No entanto, em continuidade, promoveu a análise da valoração das provas produzidas no processo administrativo e sua proporcionalidade à sanção aplicada, o exame do elemento subjetivo do dolo na conduta da servidora, ressaltou a independência entre as esferas administrativa, penal e cível e discorreu sobre a dosimetria da pena aplicada.
Com isso, dentro da impossibilidade de valoração da prova na via estreita do mandado de segurança, a Corte adentrou no mérito administrativo da sanção aplicada para confirmar a decisão tomada pela Administração Pública.
Assim, diante da posição adotada pela Corte no mandado de segurança 38.548/SC e de seu entendimento a respeito do tema, é imperioso lançar luz à doutrina específica no tocante ao controle judicial do mérito administrativo nos processos administrativos sancionadores pós movimento de constitucionalização do Direito Administrativo.
A constitucionalização do Direito Administrativo autoriza repensar o alcance do controle jurisdicional em processos administrativos sancionadores no geral, não apenas disciplinares.
Se, no modelo tradicional, o Judiciário se limitava a aferir legalidade estrita, forma e observância do contraditório e da ampla defesa, a paulatina conversão da legalidade em juridicidade amplia o parâmetro de sindicabilidade para incluir a compatibilidade material do ato com princípios como proporcionalidade, razoabilidade, moralidade e segurança jurídica.

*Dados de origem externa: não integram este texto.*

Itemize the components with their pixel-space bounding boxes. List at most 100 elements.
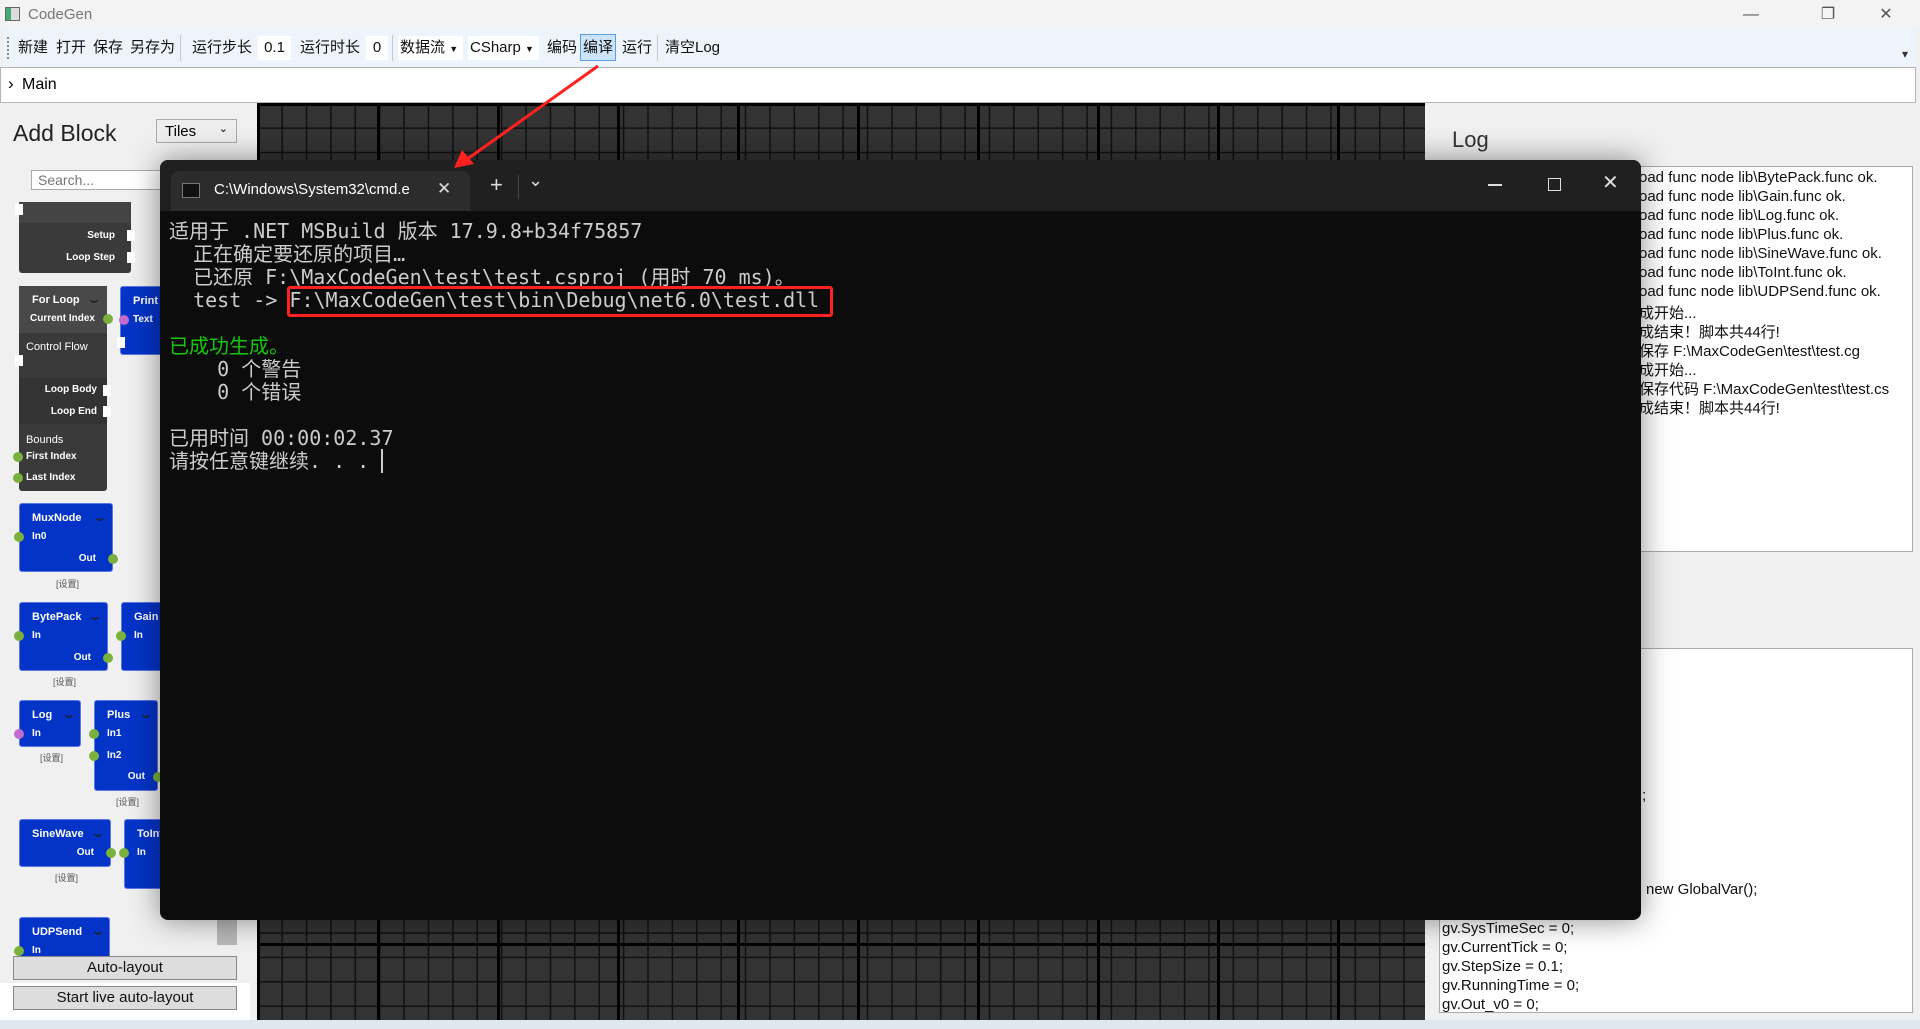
step-size-input[interactable]: 0.1 xyxy=(258,36,291,60)
data-port[interactable] xyxy=(14,946,24,956)
port-label: In0 xyxy=(32,531,47,542)
muxnode-block[interactable]: MuxNode ⌄ In0 Out xyxy=(14,503,118,572)
separator xyxy=(392,35,393,61)
data-port[interactable] xyxy=(89,751,99,761)
chevron-right-icon[interactable]: › xyxy=(8,74,14,94)
sinewave-block[interactable]: SineWave ⌄ Out xyxy=(19,819,116,867)
step-size-label: 运行步长 xyxy=(192,39,253,56)
scrollbar-thumb[interactable] xyxy=(217,920,237,945)
flow-port[interactable] xyxy=(15,204,23,215)
data-port[interactable] xyxy=(14,729,24,739)
port-label: Loop Step xyxy=(66,252,115,263)
data-port[interactable] xyxy=(108,554,118,564)
restore-button[interactable]: ❐ xyxy=(1808,4,1848,26)
block-title: SineWave xyxy=(32,828,84,840)
minimize-icon[interactable] xyxy=(1488,184,1502,186)
port-label: In2 xyxy=(107,750,122,761)
data-port[interactable] xyxy=(119,848,129,858)
log-line: oad func node lib\ToInt.func ok. xyxy=(1639,264,1847,281)
toolbar-grip[interactable] xyxy=(7,37,9,59)
toolbar: 新建 打开 保存 另存为 运行步长 0.1 运行时长 0 数据流 ▼ CShar… xyxy=(4,29,1916,66)
flow-port[interactable] xyxy=(103,406,111,417)
settings-link[interactable]: [设置] xyxy=(40,751,63,764)
tab-dropdown-button[interactable]: ⌄ xyxy=(528,170,543,191)
compile-button[interactable]: 编译 xyxy=(580,34,617,61)
port-label: In xyxy=(137,847,146,858)
separator xyxy=(518,175,519,199)
new-button[interactable]: 新建 xyxy=(16,36,50,60)
new-tab-button[interactable]: + xyxy=(490,172,503,198)
title-bar: CodeGen — ❐ ✕ xyxy=(0,0,1920,29)
flow-port[interactable] xyxy=(127,252,135,263)
close-tab-icon[interactable]: ✕ xyxy=(437,179,451,199)
language-dropdown[interactable]: CSharp ▼ xyxy=(468,36,539,60)
section-label: Control Flow xyxy=(26,341,88,353)
log-line: 成开始... xyxy=(1639,362,1697,379)
data-port[interactable] xyxy=(103,653,113,663)
code-line: new GlobalVar(); xyxy=(1646,881,1758,898)
data-port[interactable] xyxy=(13,452,23,462)
view-select[interactable]: Tiles ⌄ xyxy=(156,119,237,143)
encode-button[interactable]: 编码 xyxy=(545,36,579,60)
chevron-down-icon[interactable]: ⌄ xyxy=(90,924,105,938)
data-port[interactable] xyxy=(14,631,24,641)
port-label: In1 xyxy=(107,728,122,739)
settings-link[interactable]: [设置] xyxy=(56,577,79,590)
chevron-down-icon[interactable]: ⌄ xyxy=(61,707,76,721)
log-line: oad func node lib\Plus.func ok. xyxy=(1639,226,1844,243)
log-line: oad func node lib\BytePack.func ok. xyxy=(1639,169,1878,186)
settings-link[interactable]: [设置] xyxy=(55,871,78,884)
settings-link[interactable]: [设置] xyxy=(53,675,76,688)
separator xyxy=(657,35,658,61)
close-button[interactable]: ✕ xyxy=(1866,4,1906,26)
chevron-down-icon[interactable]: ⌄ xyxy=(87,609,102,623)
save-as-button[interactable]: 另存为 xyxy=(128,36,177,60)
live-auto-layout-button[interactable]: Start live auto-layout xyxy=(13,986,237,1010)
flow-port[interactable] xyxy=(127,230,135,241)
data-port[interactable] xyxy=(119,315,129,325)
bytepack-block[interactable]: BytePack ⌄ In Out xyxy=(14,602,113,671)
close-icon[interactable]: ✕ xyxy=(1602,170,1619,195)
log-title: Log xyxy=(1452,127,1489,152)
port-label: In xyxy=(32,945,41,956)
dataflow-dropdown[interactable]: 数据流 ▼ xyxy=(398,36,463,60)
warning-count: 0 个警告 xyxy=(169,357,302,381)
toolbar-overflow-icon[interactable]: ▾ xyxy=(1902,47,1908,61)
log-block[interactable]: Log ⌄ In xyxy=(14,700,81,747)
terminal-window[interactable]: C:\Windows\System32\cmd.e ✕ + ⌄ ✕ 适用于 .N… xyxy=(160,160,1641,920)
data-port[interactable] xyxy=(116,631,126,641)
maximize-icon[interactable] xyxy=(1548,178,1561,191)
data-port[interactable] xyxy=(14,532,24,542)
chevron-down-icon[interactable]: ⌄ xyxy=(86,292,101,306)
minimize-button[interactable]: — xyxy=(1731,4,1771,26)
flow-port[interactable] xyxy=(103,385,111,396)
data-port[interactable] xyxy=(89,729,99,739)
auto-layout-button[interactable]: Auto-layout xyxy=(13,956,237,980)
run-time-label: 运行时长 xyxy=(300,39,361,56)
for-loop-block[interactable]: For Loop ⌄ Current Index Control Flow Lo… xyxy=(13,286,113,491)
section-label: Bounds xyxy=(26,434,64,446)
chevron-down-icon[interactable]: ⌄ xyxy=(90,826,105,840)
open-button[interactable]: 打开 xyxy=(54,36,88,60)
save-button[interactable]: 保存 xyxy=(91,36,125,60)
flow-port[interactable] xyxy=(15,355,23,366)
data-port[interactable] xyxy=(13,473,23,483)
chevron-down-icon[interactable]: ⌄ xyxy=(92,510,107,524)
block-title: Gain xyxy=(134,611,159,623)
data-port[interactable] xyxy=(103,314,113,324)
flow-port[interactable] xyxy=(117,337,125,348)
log-line: oad func node lib\Gain.func ok. xyxy=(1639,188,1846,205)
run-button[interactable]: 运行 xyxy=(620,36,654,60)
chevron-down-icon[interactable]: ⌄ xyxy=(138,707,153,721)
setup-block[interactable]: Setup Loop Step xyxy=(15,202,135,273)
terminal-tab[interactable]: C:\Windows\System32\cmd.e ✕ xyxy=(171,171,470,211)
port-label: Last Index xyxy=(26,472,76,483)
data-port[interactable] xyxy=(106,848,116,858)
breadcrumb-main[interactable]: Main xyxy=(22,76,57,94)
terminal-line: 适用于 .NET MSBuild 版本 17.9.8+b34f75857 xyxy=(169,219,643,243)
plus-block[interactable]: Plus ⌄ In1 In2 Out xyxy=(89,700,163,791)
settings-link[interactable]: [设置] xyxy=(116,795,139,808)
log-line: 成开始... xyxy=(1639,305,1697,322)
run-time-input[interactable]: 0 xyxy=(366,36,388,60)
clear-log-button[interactable]: 清空Log xyxy=(663,36,722,60)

Nesse novo cenário, juridicidade significa submeter a Administração não apenas às leis editadas pelo legislador, mas a todo o sistema normativo, incluindo os princípios expressos e implícitos da Constituição. Trata-se de uma legalidade material, que exige não só a conformidade formal dos atos com a lei, mas também sua adequação a valores principiológicos.

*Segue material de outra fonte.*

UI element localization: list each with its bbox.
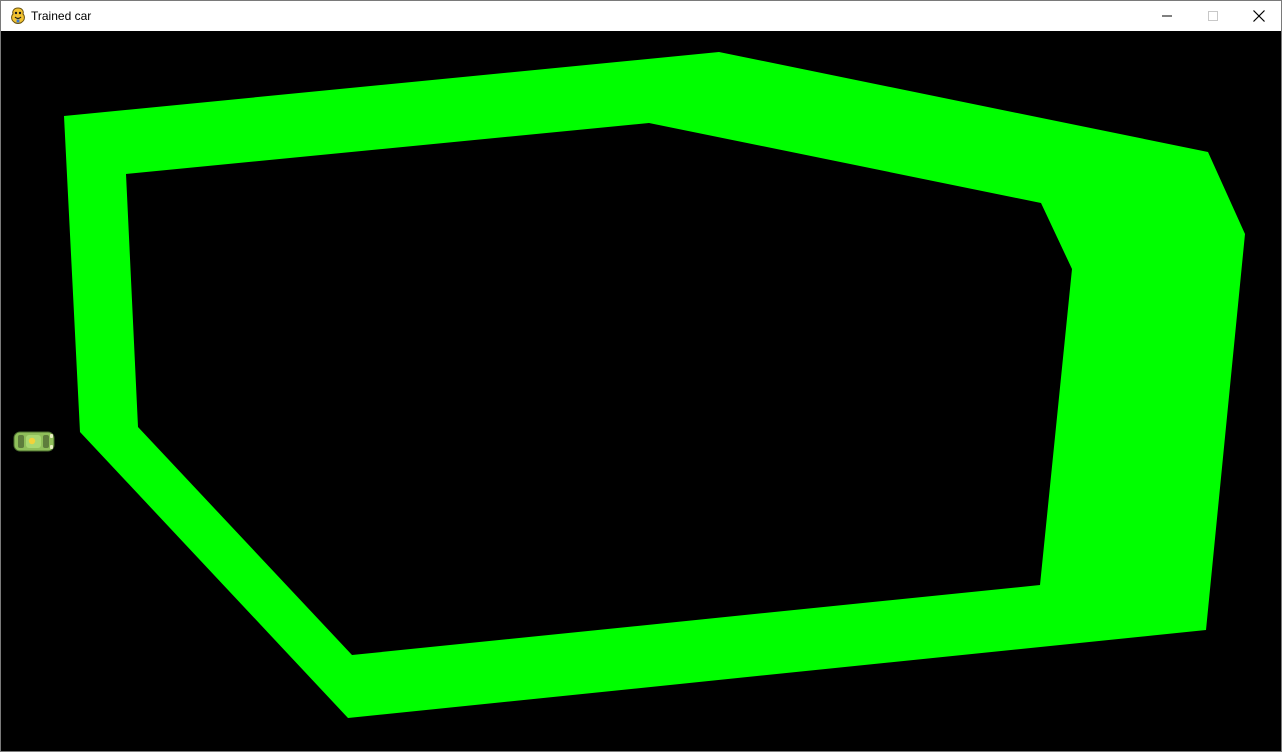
window-title: Trained car [31,9,92,23]
pygame-snake-icon [11,7,25,24]
minimize-icon [1162,15,1172,17]
game-canvas [1,31,1281,751]
game-window: Trained car [0,0,1282,752]
maximize-button[interactable] [1190,1,1236,31]
maximize-icon [1208,11,1218,21]
minimize-button[interactable] [1144,1,1190,31]
player-car [13,431,55,452]
close-button[interactable] [1236,1,1282,31]
title-bar[interactable]: Trained car [1,1,1281,31]
close-icon [1253,10,1265,22]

Nesse sentido, Lon Fuller em sua obra "The Morality of Law", destaca requisitos como clareza, publicidade, congruência e estabilidade normativa como condições para um sistema jurídico legítimo. Aplicados ao Direito Administrativo Sancionador, tais requisitos impõem que as sanções não sejam apenas legais, mas também compreensíveis, estáveis e justificadas, de forma a preservar a confiança dos administrados e limitar a arbitrariedade estatal.
Com isso, o controle judicial do mérito não consiste em substituir a discricionariedade técnica do administrador pela do julgador, mas de submeter a decisão administrativa a um juízo constitucionalmente orientado à ideia de juridicidade, valendo-se do seu resultado e sua motivação.
Verifica-se, assim, que há verdadeiro deslocamento do foco, que deixa de ser o mero controle da vontade de administrador, e passa a ser o controle da juridicidade dos resultados, de maneira que o desempenho administrativo seja medido por parâmetros constitucionais de eficiência e efetividade, com accountability substantiva sobre quem responde, quando e como pelos resultado.
A racionalidade exposta não elimina a deferência técnica, mas exige que a Administração explicite o nexo entre fatos, normas e consequências esperadas, permitindo ao julgador verificar, à luz da Constituição, se a sanção é materialmente adequada, necessária e proporcional ao caso concreto, sobretudo em matéria disciplinar.
Em processos administrativos sancionadores, isso implica que a discricionariedade sancionatória só é legítima quando acompanhada de motivação que demonstre o nexo entre fatos provados, finalidade pública e critérios de dosimetria aplicados com isonomia. Dessa forma, onde há o dever de expor razões públicas controláveis, por consequência, há espaço de controle jurisdicional do conteúdo dessas razões, sob pena de transformar a discricionariedade em imunidade. Esse controle decorre diretamente dos arts. 5º, LIV e LV, e 37, caput, da Constituição, que não se esgotam em rito, mas alcançam a racionalidade do resultado para assegurar a devida aplicação dos direitos e garantias fundamentais.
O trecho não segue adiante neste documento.